A career lesson many engineers learn too late: a 1:1 with your manager is not therapy, not a private investigation, and not a place where the criteria change every week.
It should be a navigation system: what is expected, where the gap is, what the next step is, and how progress will be measured.
A recent ExperiencedDevs discussion about uncomfortable manager 1:1s captured a pattern I have seen in many engineering careers: vague promotion promises, personal questions that do not belong in the conversation, unfair comparisons, and moving criteria that leave the engineer trying to guess what game they are playing.
When that happens, the mistake good engineers often make is trying to solve managerial noise with more performance: more hours, more ownership, more proof. But a clarity problem is not always solved by effort. Sometimes it is solved by documentation and boundaries.
When a 1:1 Stops Being Useful
The warning sign is not one difficult conversation. Real feedback can be uncomfortable. The warning sign is when the conversation stops producing clear operating information.
If every 1:1 leaves you with a different interpretation of your level, your promotion path, or your perceived performance, then the meeting is no longer helping you navigate. It is creating uncertainty.
That uncertainty matters because engineering careers compound through visible scope, trusted ownership, and clear feedback. I wrote about this in the context of career leverage in smaller engineering organizations: the title is less important than the learning, ownership, and story you can explain later.
Why More Effort Is Not Always the Answer
Engineers are trained to respond to ambiguity with output. If something is unclear, we work harder, ship more, document more, take another incident, own another system, or become the person who quietly holds the team together.
That can work when the gap is technical. It does not work when the gap is managerial clarity. If the criteria are not written, if the approval path is unclear, or if the goalposts move after each conversation, additional effort can become invisible labor.
This is similar to process design in engineering teams. When workflows change but the process does not, the old signals start lying. That is why engineering process needs to adapt when workflows change before trusting the metrics.
A Practical Checklist for Manager 1:1s
Here is the checklist I would use if a manager relationship starts to feel vague, destabilizing, or too personal:
- Move everything into written criteria.
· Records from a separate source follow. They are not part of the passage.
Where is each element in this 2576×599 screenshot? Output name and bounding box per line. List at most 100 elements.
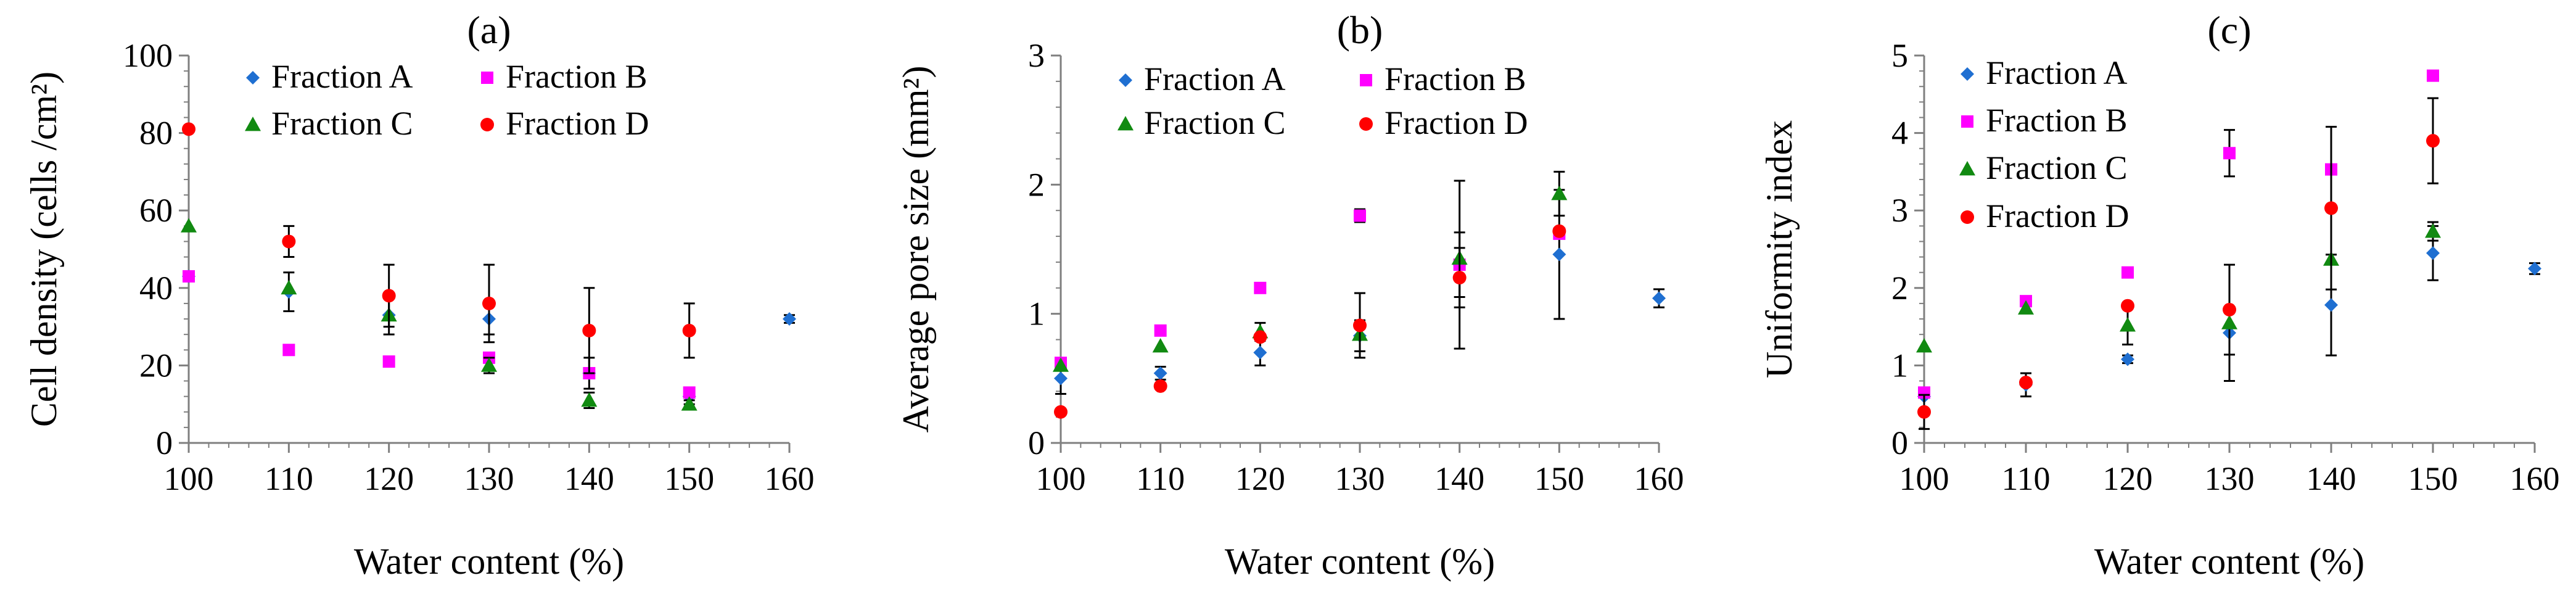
data-point [2324,298,2338,312]
x-tick-label: 140 [2306,460,2356,497]
data-point [2426,246,2440,260]
legend: Fraction A Fraction B Fraction C Fraction D [1117,60,1528,141]
legend-item: Fraction B [481,58,647,95]
data-point [1152,338,1169,353]
x-tick-label: 160 [1634,460,1684,497]
data-point [1354,209,1366,222]
data-point [1253,345,1267,360]
x-tick-label: 130 [1335,460,1385,497]
data-point [1053,357,1069,372]
data-point [582,323,596,337]
x-tick-label: 160 [2510,460,2560,497]
legend-item: Fraction A [1119,60,1285,97]
data-point [683,386,696,399]
series-fraction-b [183,270,696,399]
data-point [1254,281,1267,294]
legend-marker [245,117,261,131]
legend-item: Fraction D [1961,197,2129,234]
legend-item: Fraction C [1959,149,2127,186]
data-point [1153,379,1167,393]
y-tick-label: 1 [1028,295,1045,333]
legend-marker [1119,73,1132,87]
legend-label: Fraction D [506,105,649,142]
y-axis-label: Average pore size (mm²) [895,66,936,433]
data-point [2223,302,2236,316]
legend-label: Fraction A [1986,54,2127,91]
y-tick-label: 4 [1891,115,1908,152]
y-tick-label: 1 [1891,347,1908,384]
data-point [2223,147,2236,160]
x-tick-label: 120 [2103,460,2153,497]
data-point [2019,376,2033,390]
x-tick-label: 100 [164,460,214,497]
legend-marker [1117,116,1134,131]
y-tick-label: 40 [139,270,173,307]
data-point [2120,317,2136,332]
data-point [482,296,496,310]
chart-title: (a) [467,8,511,52]
x-tick-label: 100 [1899,460,1949,497]
legend-marker [1961,115,1973,128]
data-point [682,323,696,337]
x-tick-label: 110 [1136,460,1185,497]
x-axis-label: Water content (%) [354,541,624,582]
x-tick-label: 160 [765,460,815,497]
data-point [282,234,296,249]
y-tick-label: 100 [123,37,173,74]
series-fraction-c [181,218,697,411]
x-tick-label: 150 [2408,460,2458,497]
legend-label: Fraction C [1986,149,2127,186]
data-point [2121,299,2134,313]
legend-label: Fraction A [271,58,413,95]
data-point [282,344,295,357]
legend-marker [481,72,493,84]
x-tick-label: 130 [2205,460,2255,497]
legend-item: Fraction D [1359,104,1528,141]
y-axis-label: Uniformity index [1759,120,1800,378]
x-tick-label: 120 [364,460,414,497]
x-tick-label: 150 [1534,460,1584,497]
x-tick-label: 140 [1434,460,1484,497]
data-point [1917,405,1931,419]
data-point [2121,352,2134,366]
data-point [1153,366,1167,380]
data-point [2426,134,2440,148]
y-tick-label: 0 [156,424,173,461]
legend-marker [1961,67,1974,81]
data-point [2427,69,2439,82]
x-tick-label: 140 [564,460,614,497]
x-tick-label: 130 [464,460,514,497]
y-tick-label: 80 [139,115,173,152]
legend: Fraction A Fraction B Fraction C Fraction D [1959,54,2129,234]
data-point [2425,223,2441,238]
data-point [1652,291,1666,305]
data-point [182,122,195,136]
x-tick-label: 110 [265,460,313,497]
series-fraction-d [182,122,696,374]
data-point [1916,338,1932,353]
data-point [1353,318,1367,333]
legend-marker [1959,161,1975,176]
legend-label: Fraction C [1144,104,1285,141]
legend-item: Fraction C [1117,104,1285,141]
data-point [1154,324,1167,337]
y-tick-label: 2 [1891,270,1908,307]
data-point [382,289,396,303]
data-point [2018,300,2034,315]
data-point [1054,405,1068,419]
legend-label: Fraction B [1385,60,1526,97]
y-tick-label: 3 [1891,192,1908,229]
data-point [481,357,497,372]
legend-marker [1359,117,1373,131]
legend-marker [480,118,494,131]
y-tick-label: 2 [1028,166,1045,203]
data-point [581,392,598,407]
x-tick-label: 150 [664,460,714,497]
x-tick-label: 110 [2002,460,2051,497]
data-point [181,218,197,233]
legend-label: Fraction D [1986,197,2129,234]
y-tick-label: 20 [139,347,173,384]
series-fraction-b [1055,180,1566,370]
legend-label: Fraction B [1986,102,2127,139]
Ask: what exactly is required for the next level, who approves it, and on what timeline?
- Summarize every 1:1 in writing. Not aggressively. Professionally: “Here is what I understood, here are the actions, and here are the criteria.”
- Separate professional feedback from irrelevant personal questions. Salary, age, private life, or other unrelated topics do not need to become part of performance discussion.
- Build support outside the direct manager. A tech lead, another manager, HR, or an external mentor can help calibrate reality without turning the situation into drama.
- Stop measuring your professional value by one bad conversation. A poor manager can damage confidence. They do not define your capability.
- Prepare options quietly. A difficult job market does not mean there is no strategy. It means the strategy has to be staged.
What Leaders Should Take From This
This is not only advice for individual contributors. It is also a warning for engineering leaders. If your 1:1s leave people confused about expectations, promotions, or trust, you are not giving feedback. You are increasing organizational drag.
Good management creates evidence. It makes expectations inspectable. It gives people a fair way to understand whether they are improving. It also protects the company: vague people processes eventually show up in retention, hiring reputation, and the quality of internal signals. That is why hiring signals and business intelligence matters beyond HR dashboards.
Your career needs clear feedback, not a guessing game. If after several conversations there are no criteria, no documentation, and no basic respect, the issue is no longer just performance. It is the work environment.
Context: this article was inspired by a practitioner discussion on ExperiencedDevs, then expanded into a practical engineering-career framework.